Additionally, potential RMs also look at the quality of the wealth managers’ brand and supporting platforms before choosing to join them.
"Attracting wealth management talent is easier if you have a credible and attractive story to tell – a story about the client, the business and personal opportunity for the individual. If you can explain why and how you are going to be successful in these three areas, candidates are much more likely to commit to the journey ahead with you," says Slocock.
Importance of being well trained
While continuing to attract new talents, banks are also keen to train, groom and develop their own people.
"Giving them the skills and experiences they need to progress in their careers allows us to provide continuity of service (sometimes through generations!) as well as develop a cohesive and committed team of employees," says Slocock.
Fleming sees growing a firm’s own talents as a priority.
"For example, we have employed several young graduates this year. They are progressing well and we are giving them a thorough training. They are the next generation of talent.

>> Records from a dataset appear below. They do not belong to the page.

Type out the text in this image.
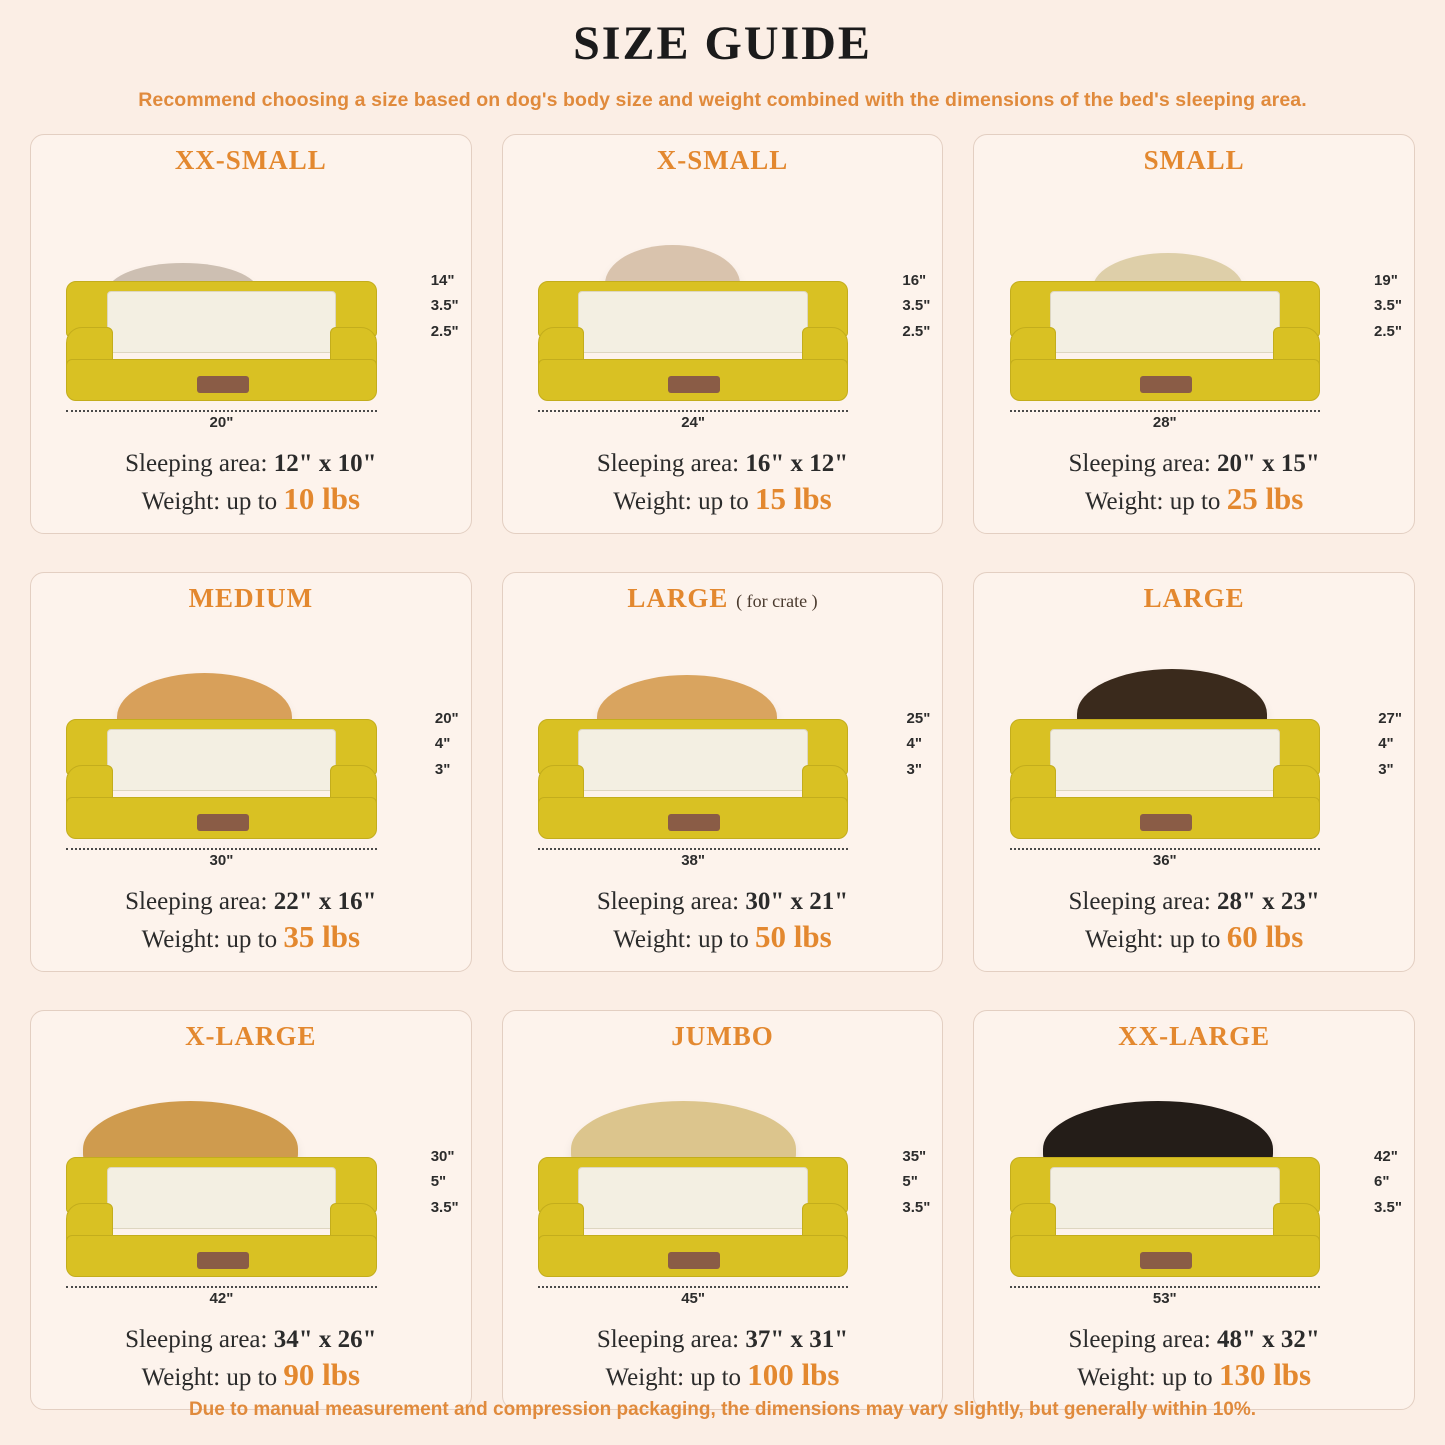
SIZE GUIDE
Recommend choosing a size based on dog's body size and weight combined with the dimensions of the bed's sleeping area.
XX-SMALL
14"
3.5"
2.5"
20"
Sleeping area: 12" x 10"
Weight: up to 10 lbs
X-SMALL
16"
3.5"
2.5"
24"
Sleeping area: 16" x 12"
Weight: up to 15 lbs
SMALL
19"
3.5"
2.5"
28"
Sleeping area: 20" x 15"
Weight: up to 25 lbs
MEDIUM
20"
4"
3"
30"
Sleeping area: 22" x 16"
Weight: up to 35 lbs
LARGE ( for crate )
25"
4"
3"
38"
Sleeping area: 30" x 21"
Weight: up to 50 lbs
LARGE
27"
4"
3"
36"
Sleeping area: 28" x 23"
Weight: up to 60 lbs
X-LARGE
30"
5"
3.5"
42"
Sleeping area: 34" x 26"
Weight: up to 90 lbs
JUMBO
35"
5"
3.5"
45"
Sleeping area: 37" x 31"
Weight: up to 100 lbs
XX-LARGE
42"
6"
3.5"
53"
Sleeping area: 48" x 32"
Weight: up to 130 lbs
Due to manual measurement and compression packaging, the dimensions may vary slightly, but generally within 10%.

"There has been a lot of change in private banking and we have been successful in attracting new people who see us as an opportunity to develop and further their careers," Fleming adds.
In a globalised world, a private banker has to have international awareness, an understanding of how to behave in different environments, how to build a relationship in a different culture and be flexible to embrace that culture.
Fleming concludes: "In Asia, RMs would need to be good traders, negotiators, with good investment ideas. These are different skills sets to core relationship management. Do not think you can walk out of London or New York and apply the same principles of relationship management in a trading environment."